With premium features, the idea of “immersion” is taken to a new level. There’s a Premium Live Leaderboard, that allows fans to track their favorite drivers on a customized leaderboard with all new data points. There’s Live Driver Audio, where fans can listen to the in-race strategy between drivers, crew chiefs, and spotters. There are also feeds where fans can watch live in-car cameras for the entire 2015 NASCAR Sprint Cup Series season, as well as live Broadcast Radio and Officials’ Radio.
Air Racing is a sport where one second can mean the difference between a good day and a bad day. This sport is comprised of a series of high-speed, low-altitude airplane races in which pilots compete to be the first to make it through a series of gates. A typical trip through the course is over in less than 90 seconds, and when reaching speeds as high as 230 miles an hour it’s not uncommon for finalists’ times to be within a half-second of one another.
Using data acquisition and analytics a Red Bull Air Race pilot now has an advantage in this race against time. Technology developed at Microsoft Research now computes the most efficient path through each course by optimizing speed by location, as well as turn radius, impact of prevailing winds, and numerous other factors. Finding the perfect balance between those factors equals an advantage in this daring race.

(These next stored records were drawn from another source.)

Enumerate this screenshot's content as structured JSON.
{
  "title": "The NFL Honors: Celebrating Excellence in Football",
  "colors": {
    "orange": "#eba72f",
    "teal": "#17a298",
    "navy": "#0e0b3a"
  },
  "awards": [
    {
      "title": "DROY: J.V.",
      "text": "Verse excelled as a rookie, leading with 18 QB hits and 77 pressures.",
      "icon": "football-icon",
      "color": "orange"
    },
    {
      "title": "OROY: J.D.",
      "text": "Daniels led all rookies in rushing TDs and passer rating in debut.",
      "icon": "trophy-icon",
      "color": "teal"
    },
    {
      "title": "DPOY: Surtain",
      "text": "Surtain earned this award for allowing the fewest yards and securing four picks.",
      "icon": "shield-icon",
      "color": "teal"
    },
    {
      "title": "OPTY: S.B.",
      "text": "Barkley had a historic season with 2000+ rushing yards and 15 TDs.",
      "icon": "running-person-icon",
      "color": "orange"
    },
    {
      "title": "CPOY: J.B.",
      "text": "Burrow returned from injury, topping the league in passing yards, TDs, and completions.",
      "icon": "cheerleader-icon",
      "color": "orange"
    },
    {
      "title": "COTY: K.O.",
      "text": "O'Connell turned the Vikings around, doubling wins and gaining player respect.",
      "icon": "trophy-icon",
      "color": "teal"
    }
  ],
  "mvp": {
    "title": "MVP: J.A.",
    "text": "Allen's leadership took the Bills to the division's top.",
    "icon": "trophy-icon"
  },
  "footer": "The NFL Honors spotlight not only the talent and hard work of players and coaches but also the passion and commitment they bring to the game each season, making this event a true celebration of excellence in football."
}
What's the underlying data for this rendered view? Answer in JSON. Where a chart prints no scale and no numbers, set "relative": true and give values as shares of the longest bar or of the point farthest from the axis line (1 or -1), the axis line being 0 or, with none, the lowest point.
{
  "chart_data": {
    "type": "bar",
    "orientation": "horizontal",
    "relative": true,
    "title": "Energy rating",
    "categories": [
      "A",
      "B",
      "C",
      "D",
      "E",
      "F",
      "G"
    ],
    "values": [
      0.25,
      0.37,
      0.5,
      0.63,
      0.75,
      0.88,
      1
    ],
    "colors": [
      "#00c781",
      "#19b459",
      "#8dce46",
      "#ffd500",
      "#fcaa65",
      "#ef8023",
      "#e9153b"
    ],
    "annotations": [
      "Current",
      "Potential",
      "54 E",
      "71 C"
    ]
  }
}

Outside of Air Racing, these calculations show promise in helping commercial pilots and others in the aviation industry find more efficient flight paths, potentially benefiting an industry operating on already-thin margins.
We return to NASCAR, where they aren’t just focusing in one area but are driving significant innovation in regard to the business of racing. Partnering with Microsoft, NASCAR was able to streamline the labor-intensive process for on-site technical inspection, trimming nearly half the time spent examining cars and recording pertinent data.
Before the inspection app, 60+ officials would spend 5-6 hours inspecting the cars through 8 stages of inspection. Officials would initial off 2000 items each weekend on paper for 38 weekends in the year, which meant there was no accurate way to track vehicle progress – everything was captured on paper. No trending data analysis was possible in regard to infractions, which impacted consistency.
After the introduction of the app total inspection time was cut in half – now the process takes just over 2 hours to complete. Today officials logging their inspection findings and clearance right into the app which synchs data into a master database for real-time and future analysis. The app now makes it easy to track a vehicle’s progress through the inspection process, as gives officials visibility into infractions (if any) given at each station. The availability of past inspection data now makes it easy for officials to spot trends with specific race teams and/or the entire fleet.
NASCAR has completely eliminated paper from this process. They have freed officials time and attention for higher-value tasks, all while saving money and trees.
Disruption and Transformation Are Everywhere
Whether for fans, competition, or business – disruption and transformation are being felt everywhere. The fan experience has been disrupted by social media, fantasy sports, live video streaming, and other technologies that are setting new expectations. In competition, individuals, teams, and leagues are all being disrupted – all parties now have to be savvy collectors and consumers of data because to ignore the power of data means losing out to the competition. And in business, sports entities aren’t just being disrupted, but they are seeing disruption across their entire ecosystem of partners, sponsors, and stakeholders.
The only constant in technology is change, but when it comes to applying technology for sports, Microsoft’s commitment as a partner for driving success is unparalleled.